Dişin kıymeti gençken bilinmez

"Dişlerdeki kaplama artık miadını doldurmuş. Alttaki dişler de neredeyse hepsi erimiş."

Rahmetli babam gençliğimde bana demişti ki bir gün:

-Oğlum şu elmayı al da kütür kütür ısırarak bir ye de seni bir izleyeyim.

"Bu adam ne diyor böyle ya" demiştim içimden. Elmayı ısırmakta ne var

Daha o zaman on altı yaşımda idim. Ama söz dinleyip aldım babamın uzattığı kocaman elmayı, 'hart' diye ısırdım kütür kütür dişlerimin arasında öğütmeye başladım. Babam beni izlerden "ooh oh" demişti hiç unutmam...

Yıllar bir su gibi akıp geçti, babam rahmetli oldu, ben yaşlandım öğretmenlikten emekli oldum. Çoluk çocuğa kavuştum. Dişlerim de çürümeye başladı. Kimini çektiler, arkada azı dişler birer birer yok oldu.
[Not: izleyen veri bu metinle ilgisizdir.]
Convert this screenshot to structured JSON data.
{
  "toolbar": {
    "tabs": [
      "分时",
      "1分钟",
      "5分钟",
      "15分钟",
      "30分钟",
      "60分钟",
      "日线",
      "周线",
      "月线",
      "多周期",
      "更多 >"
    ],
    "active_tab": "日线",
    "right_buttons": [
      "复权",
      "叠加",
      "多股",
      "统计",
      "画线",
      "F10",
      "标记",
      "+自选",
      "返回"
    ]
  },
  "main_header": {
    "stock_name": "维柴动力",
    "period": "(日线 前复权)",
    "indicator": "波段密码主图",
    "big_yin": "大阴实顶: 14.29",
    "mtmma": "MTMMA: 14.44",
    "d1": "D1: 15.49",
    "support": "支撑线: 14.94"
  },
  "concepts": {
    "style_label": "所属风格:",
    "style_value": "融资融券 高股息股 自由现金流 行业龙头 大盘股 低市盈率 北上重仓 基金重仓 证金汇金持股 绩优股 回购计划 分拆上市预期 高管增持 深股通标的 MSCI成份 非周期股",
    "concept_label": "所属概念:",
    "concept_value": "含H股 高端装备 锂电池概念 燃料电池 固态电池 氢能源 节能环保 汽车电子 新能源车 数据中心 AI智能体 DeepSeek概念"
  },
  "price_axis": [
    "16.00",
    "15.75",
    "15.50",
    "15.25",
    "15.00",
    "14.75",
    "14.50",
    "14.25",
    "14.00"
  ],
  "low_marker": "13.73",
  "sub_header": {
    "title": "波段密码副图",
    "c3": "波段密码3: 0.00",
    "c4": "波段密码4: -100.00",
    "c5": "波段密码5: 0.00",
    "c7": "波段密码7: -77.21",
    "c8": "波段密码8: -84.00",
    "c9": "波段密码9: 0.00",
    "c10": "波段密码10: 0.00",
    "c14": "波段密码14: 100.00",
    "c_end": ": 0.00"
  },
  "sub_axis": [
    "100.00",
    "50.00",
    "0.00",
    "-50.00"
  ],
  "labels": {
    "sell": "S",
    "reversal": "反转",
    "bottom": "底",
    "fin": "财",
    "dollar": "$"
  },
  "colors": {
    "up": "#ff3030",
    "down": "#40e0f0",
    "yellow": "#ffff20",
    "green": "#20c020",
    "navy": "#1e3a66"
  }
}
Önlerde olan da sağdan soldan tellerle bağlandı. Orta gerilerdeki dişlerimin üzerine kaplamalar yapıldı... Derken elmaları dilimleyip, dişlerimin en sağlam olanlarına denk getirerek dikkatli bir şekilde yeme safhasına erişince babamın dediklerini anlamaya başlamıştım. Artık o elmayı kütür kütür ısırma faslı benim için de tarih olmuştu...

Hayat, kimsenin engel olamadığı zengin ol fakir ol, bey ol paşa ol önüne duramadığı bir süreçmiş...

Ve nihayetinde geçtiğimiz ay hem de ramazan-ı şerifte sol alttaki dişlerimdeki dayanılmaz ağrılar sebebiyle randevu alarak devletin diş polikliniğine kendimi attım. Şansıma hangi doktor çıkacak tabii ki bilmiyorsun... Ama çok şükür ki gittiğim doktor çok iyi niyetli birisi çıktı. Dedi ki ağzımı dikkatli bir şekilde inceledikten sonra:

"Amca bu dişlerindeki kaplama artık miadını doldurmuş. Alttaki dişler de neredeyse hepsi erimiş."